Summary
26 April 2015
This morning I gave my twenty-fourth "Thought for the Week" on BBC Radio Manchester.
I based it on a section of a presentation I am due to make tomorrow to 12 and 13 year old pupils at a school about Islam. Their teacher informs me that the children (who are overwhelmingly non-Muslims) have already covered the basic beliefs and practices of Islam. Accordingly I have built my presentation around explaining what being a Muslim means to me.
As the Thought for the Week is limited to two minutes, I concentrated on the most important point about Islam as I see it, which is our personal accountability to God.
Tomorrow I’ll be facing a challenge for the first time. I’ll be speaking to a class of 12 and 13 year olds at a school in Westhoughton to explain what my religion means to me.
For every religion, it’s very easy to give other people a list of things believers in that religion do.
Jews celebrate Passover, and fast on the Day of Atonement. Christians celebrate Christmas, and mark the crucifixion and resurrection of Jesus at Easter. There are five pillars of Islam, including prayer and fasting during Ramadan.
And so on. This approach treats religions as phenomena to observe. If you go to a church on Christmas Eve, you may observe a midnight mass.
The problem with this approach is you never get underneath the skin. You never find out what it really means to be a Jew or a Christian or a Muslim, or a follower of any other religion.
A religion is not just a list of things you do on particular days or in particular situations. If you belong to a religion, it fundamentally changes the way you think about yourself, about the rest of the world, about God and about the meaning of life.

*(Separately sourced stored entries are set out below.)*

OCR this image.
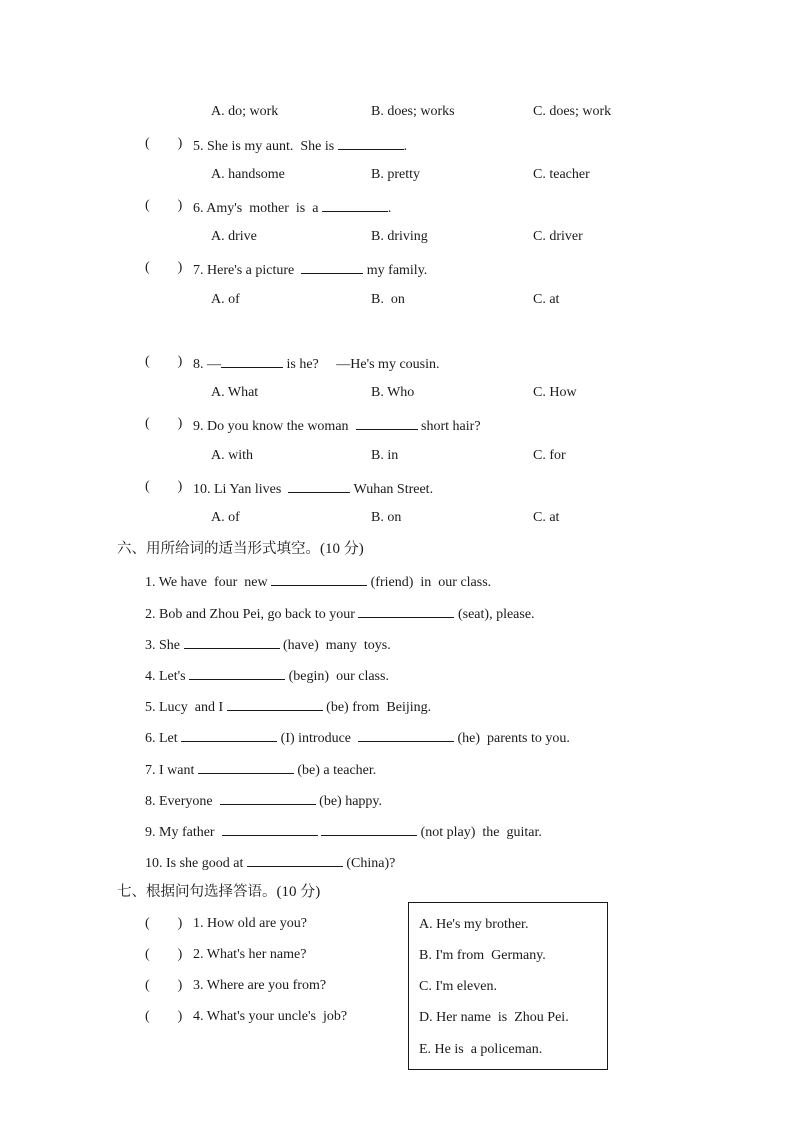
A. do; work	B. does; works	C. does; work
(        ) 5. She is my aunt.  She is	.
A. handsome	B. pretty	C. teacher
(        ) 6. Amy's  mother  is  a	.
A. drive	B. driving	C. driver
(        ) 7. Here's a picture	my family.
A. of	B.  on	C. at
(        ) 8. —	is he?     —He's my cousin.
A. What	B. Who	C. How
(        ) 9. Do you know the woman	short hair?
A. with	B. in	C. for
(        ) 10. Li Yan lives	Wuhan Street.
A. of	B. on	C. at
六、用所给词的适当形式填空。(10 分)
1. We have  four  new	(friend)  in  our class.
2. Bob and Zhou Pei, go back to your	(seat), please.
3. She	(have)  many  toys.
4. Let's	(begin)  our class.
5. Lucy  and I	(be) from  Beijing.
6. Let	(I) introduce	(he)  parents to you.
7. I want	(be) a teacher.
8. Everyone	(be) happy.
9. My father	(not play)  the  guitar.
10. Is she good at	(China)?
七、根据问句选择答语。(10 分)
(        ) 1. How old are you?
(        ) 2. What's her name?
(        ) 3. Where are you from?
(        ) 4. What's your uncle's  job?
A. He's my brother.
B. I'm from  Germany.
C. I'm eleven.
D. Her name  is  Zhou Pei.
E. He is  a policeman.
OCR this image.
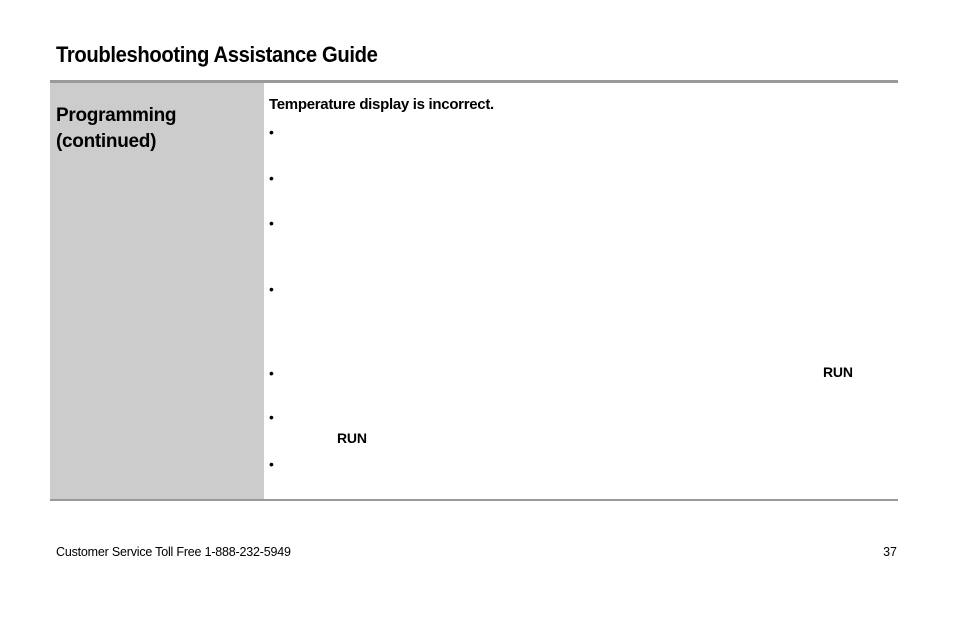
Troubleshooting Assistance Guide
Programming
(continued)
Temperature display is incorrect.
•
•
•
•
•	RUN
•
RUN
•
Customer Service Toll Free 1-888-232-5949	37
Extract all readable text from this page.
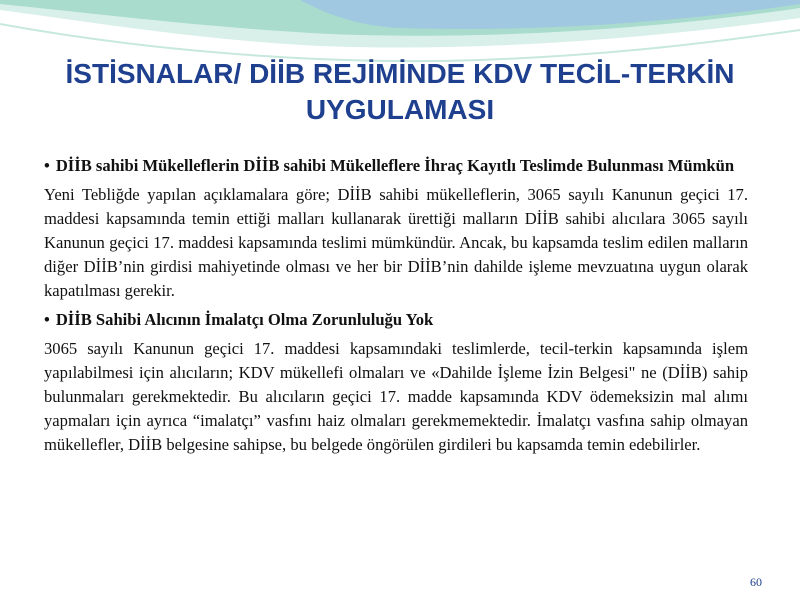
İSTİSNALAR/ DİİB REJİMİNDE KDV TECİL-TERKİN UYGULAMASI

• DİİB sahibi Mükelleflerin DİİB sahibi Mükelleflere İhraç Kayıtlı Teslimde Bulunması Mümkün

Yeni Tebliğde yapılan açıklamalara göre; DİİB sahibi mükelleflerin, 3065 sayılı Kanunun geçici 17. maddesi kapsamında temin ettiği malları kullanarak ürettiği malların DİİB sahibi alıcılara 3065 sayılı Kanunun geçici 17. maddesi kapsamında teslimi mümkündür. Ancak, bu kapsamda teslim edilen malların diğer DİİB’nin girdisi mahiyetinde olması ve her bir DİİB’nin dahilde işleme mevzuatına uygun olarak kapatılması gerekir.

• DİİB Sahibi Alıcının İmalatçı Olma Zorunluluğu Yok

3065 sayılı Kanunun geçici 17. maddesi kapsamındaki teslimlerde, tecil-terkin kapsamında işlem yapılabilmesi için alıcıların; KDV mükellefi olmaları ve «Dahilde İşleme İzin Belgesi" ne (DİİB) sahip bulunmaları gerekmektedir. Bu alıcıların geçici 17. madde kapsamında KDV ödemeksizin mal alımı yapmaları için ayrıca “imalatçı” vasfını haiz olmaları gerekmemektedir. İmalatçı vasfına sahip olmayan mükellefler, DİİB belgesine sahipse, bu belgede öngörülen girdileri bu kapsamda temin edebilirler.

60
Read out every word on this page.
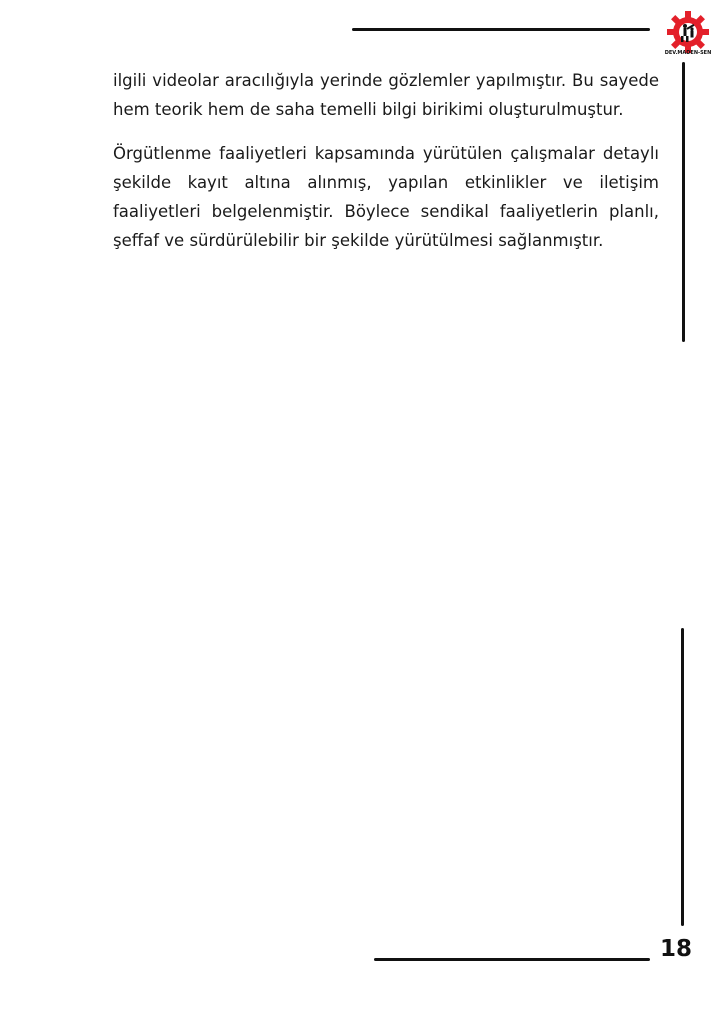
DEV.MADEN-SEN

ilgili videolar aracılığıyla yerinde gözlemler yapılmıştır. Bu sayede hem teorik hem de saha temelli bilgi birikimi oluşturulmuştur.

Örgütlenme faaliyetleri kapsamında yürütülen çalışmalar detaylı şekilde kayıt altına alınmış, yapılan etkinlikler ve iletişim faaliyetleri belgelenmiştir. Böylece sendikal faaliyetlerin planlı, şeffaf ve sürdürülebilir bir şekilde yürütülmesi sağlanmıştır.

18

Even when religions have a lot of overlap, as Judaism, Christianity and Islam do, every religion makes you see the world differently. Every religion also has a major impact on how you live your life. The challenge is how to explain to the school children how I see the world, and how that affects the way I live my life.
The single most important point is that I believe one day I will stand before God on the Day of Judgement and have to account for how I’ve lived my life.
This means I can never lie or steal, relying on not being caught out. Even if nobody else notices what I’ve done wrong, I can’t hide it from God.
You can be ethical without believing in God and the Day of Judgement, but if you do, you’re never even tempted to be unethical.